Kahkaha attı. "Hallederim Gökşin, işim bu. Sen nasıl yemeklerini kusursuz yapıyorsan bende işimi öyle yapmaya gayret ediyorum. Elimden çıkan mallar garantim altında."

Gülümsedim. Egolu ya da kendini beğenmiş biri değildi. Aksine oldukça samimi biri fakat istediğine. Şu birkaç ayda bunu çok net anladım. Onu daha çok tanıma isteğim artarken yutkundum. Konuşmak için bir şeyler düşündüm ama bulamadım. Ne diyebilirim bilmiyorum.

"Biz yarın direkt istemeye gelmek istiyoruz."

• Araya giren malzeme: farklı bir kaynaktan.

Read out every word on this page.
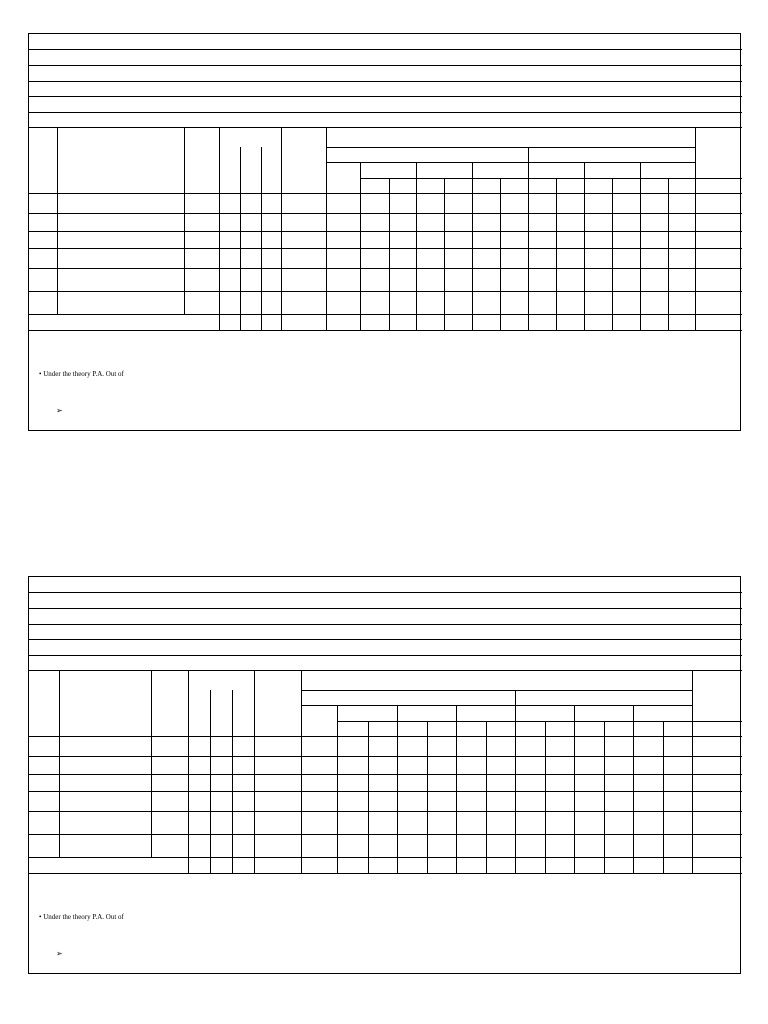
• Under the theory P.A. Out of
➢
• Under the theory P.A. Out of
➢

Durdum. Söyledikleri sanki kulaklarımda değil kalbimde çınladı. İsteme. Beni istemeye. Ulaş beni istemeye gelecek. Aile tanışması olmadan direkt isteme. Allah aşkına ne dediğinin farkında mı? Aileler tanışmadan isteme mi olurmuş.

"Olmaz," dedim kaşlarım çatılırken. "Aileler tanışmadan isteme olmaz."

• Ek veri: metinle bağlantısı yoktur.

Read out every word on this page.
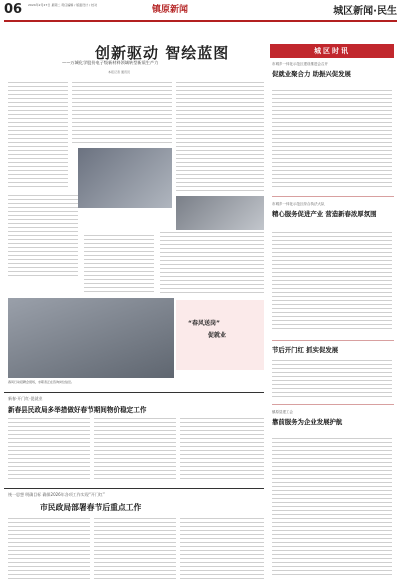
06 2024年2月27日 星期二 责任编辑 / 版面设计 / 校对	镇原新闻	城区新闻·民生
创新驱动 智绘蓝图
——万城化学股份电子级新材料领域转型新质生产力
本报记者 通讯员
“春风送岗”
促就业
春风行动招聘会现场，求职者正在咨询岗位信息。
城区时讯
市城乡一体化示范区建设推进会召开
促就业聚合力 助振兴促发展
市城乡一体化示范区综合执法大队
精心服务促进产业 营造新春浓厚氛围
节后开门红 抓实促发展
镇原县建工会
靠前服务为企业发展护航
新春·开门红·促就业
新春县民政局多举措做好春节期间物价稳定工作
统一思想 明确目标 确保2026年各项工作实现“开门红”
市民政局部署春节后重点工作
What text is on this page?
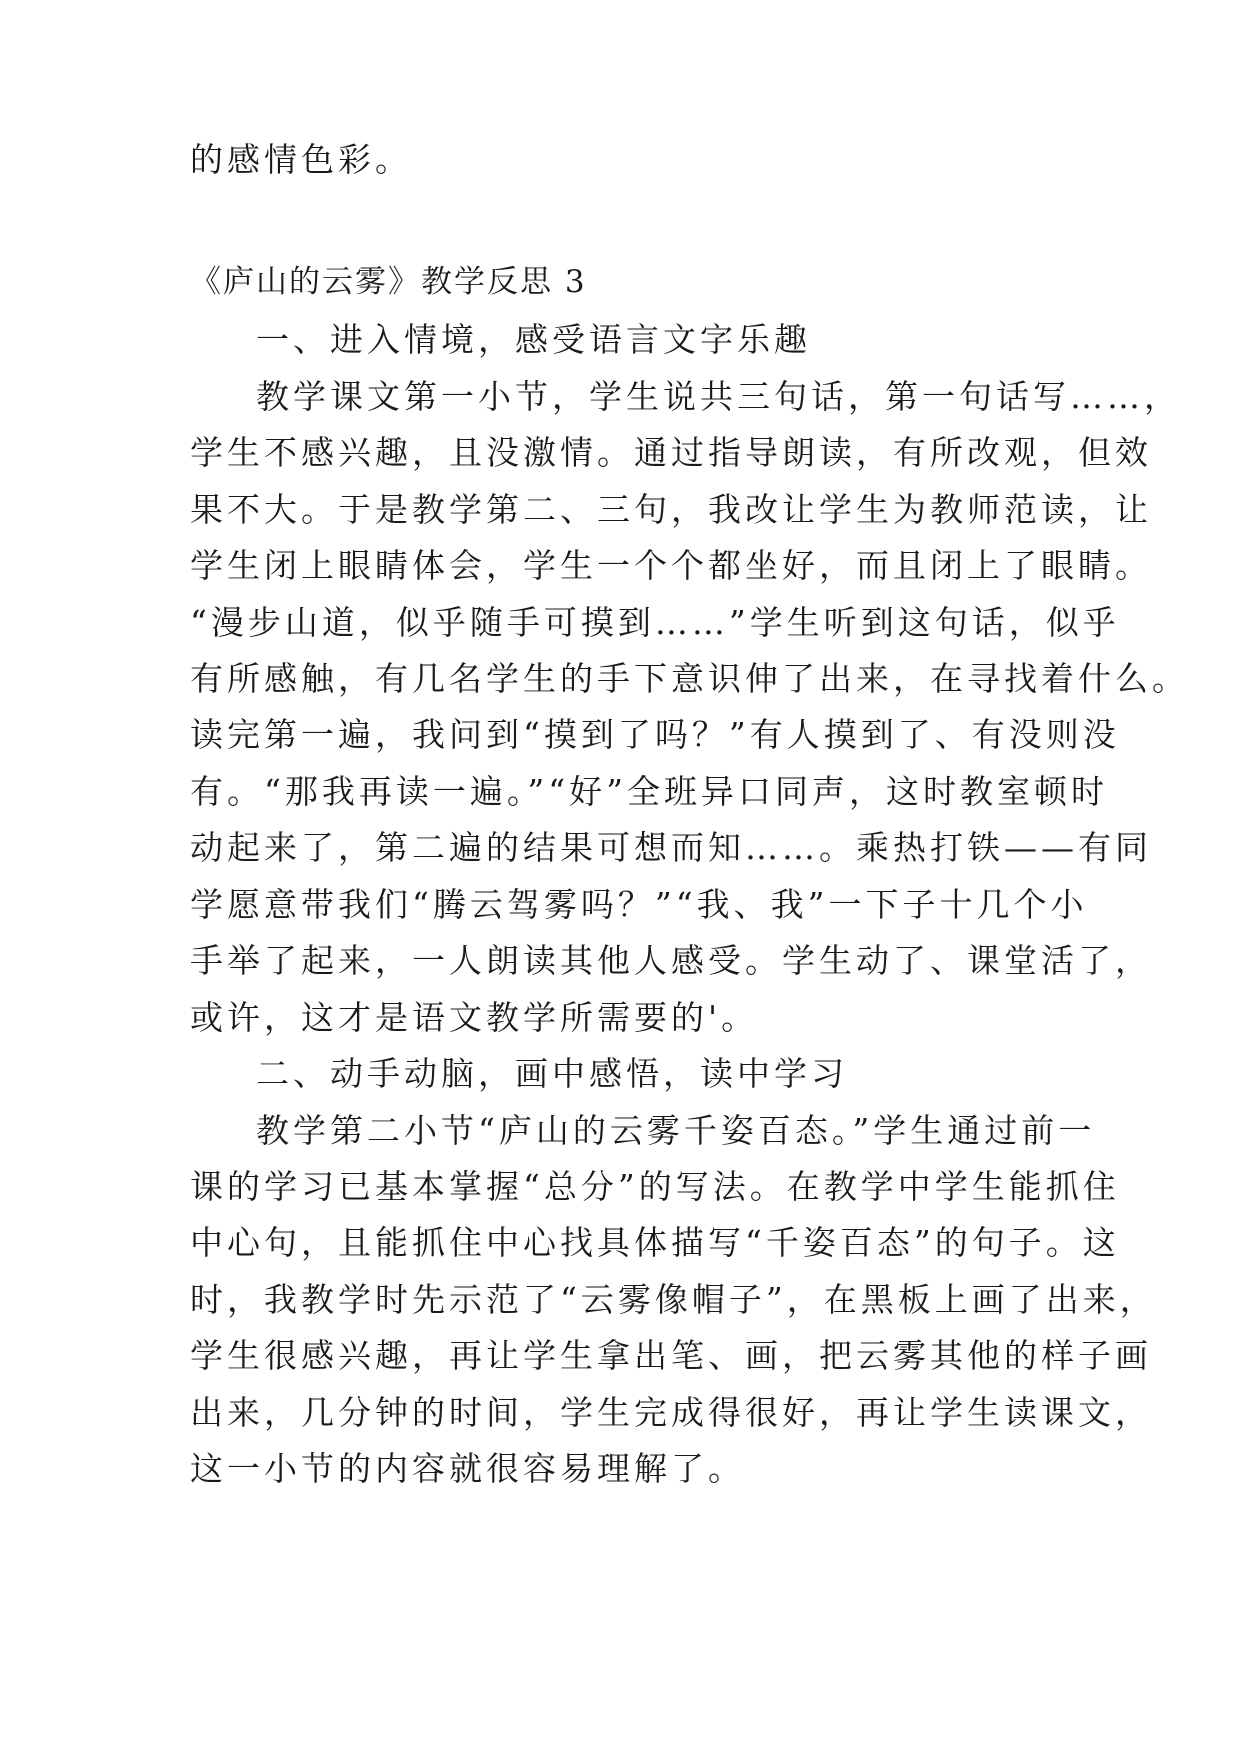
的感情色彩。
《庐山的云雾》教学反思 3
一、进入情境，感受语言文字乐趣
教学课文第一小节，学生说共三句话，第一句话写……，
学生不感兴趣，且没激情。通过指导朗读，有所改观，但效
果不大。于是教学第二、三句，我改让学生为教师范读，让
学生闭上眼睛体会，学生一个个都坐好，而且闭上了眼睛。
“漫步山道，似乎随手可摸到……”学生听到这句话，似乎
有所感触，有几名学生的手下意识伸了出来，在寻找着什么。
读完第一遍，我问到“摸到了吗？”有人摸到了、有没则没
有。“那我再读一遍。”“好”全班异口同声，这时教室顿时
动起来了，第二遍的结果可想而知……。乘热打铁——有同
学愿意带我们“腾云驾雾吗？”“我、我”一下子十几个小
手举了起来，一人朗读其他人感受。学生动了、课堂活了，
或许，这才是语文教学所需要的'。
二、动手动脑，画中感悟，读中学习
教学第二小节“庐山的云雾千姿百态。”学生通过前一
课的学习已基本掌握“总分”的写法。在教学中学生能抓住
中心句，且能抓住中心找具体描写“千姿百态”的句子。这
时，我教学时先示范了“云雾像帽子”，在黑板上画了出来，
学生很感兴趣，再让学生拿出笔、画，把云雾其他的样子画
出来，几分钟的时间，学生完成得很好，再让学生读课文，
这一小节的内容就很容易理解了。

Şaşırdı. "Aileler tanışıyor zaten Gökşin."

"Tanışmıyor," diye çıkıştım. "Nereden tanışıyorlar. Hem bu biraz görücü usulü oluyor."

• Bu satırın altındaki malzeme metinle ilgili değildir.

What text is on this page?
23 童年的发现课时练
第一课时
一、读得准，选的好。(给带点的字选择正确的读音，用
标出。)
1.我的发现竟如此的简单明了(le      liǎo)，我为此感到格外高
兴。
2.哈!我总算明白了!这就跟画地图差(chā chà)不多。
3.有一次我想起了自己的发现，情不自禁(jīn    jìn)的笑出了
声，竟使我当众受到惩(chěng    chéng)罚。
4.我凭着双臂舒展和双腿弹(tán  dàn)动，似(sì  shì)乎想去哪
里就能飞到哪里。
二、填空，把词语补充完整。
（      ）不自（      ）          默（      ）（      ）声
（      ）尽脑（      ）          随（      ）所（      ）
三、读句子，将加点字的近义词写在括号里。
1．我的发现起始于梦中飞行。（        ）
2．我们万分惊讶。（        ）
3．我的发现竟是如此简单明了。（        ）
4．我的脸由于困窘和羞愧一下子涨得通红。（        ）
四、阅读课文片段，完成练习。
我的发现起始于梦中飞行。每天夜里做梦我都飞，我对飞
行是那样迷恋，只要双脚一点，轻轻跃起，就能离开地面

"Ne oluyor? Ne dedin sen?" Oldukça şaşkınlık içerisinde bana bakmayı sürdürdü. Öyleydi. Sonuçta aramızda bir şeyler var diyemem ama yok da diyemem. Ama bu adım benim için biraz mantık çerçevesinde.

"Görücü usulü."

"Yok öyle bir şey," oturduğu yerden ayaklandı. "Ben," diye söylendi ama devamı gelmedi. Öylece ayakta dikilen Ulaş'a baktım. Ne diyecekti bilmiyorum ama konuşmaktan vazgeçti. "Hissiz değiliz."

Sözleri açık ve netti ama az önce söyleyeceği şey bu değildi. Ve bende bunu anladım. Hissiz değildik. Kesinlikle değiliz ama ileri derecede hislerimiz olduğunu da düşünmüyorum. Kendi açımdan olaya hep sakin ve mantık çerçevesinde yaklaştım. Fakat görüyorum ki kalbim bana bir şeyleri fısıldıyor.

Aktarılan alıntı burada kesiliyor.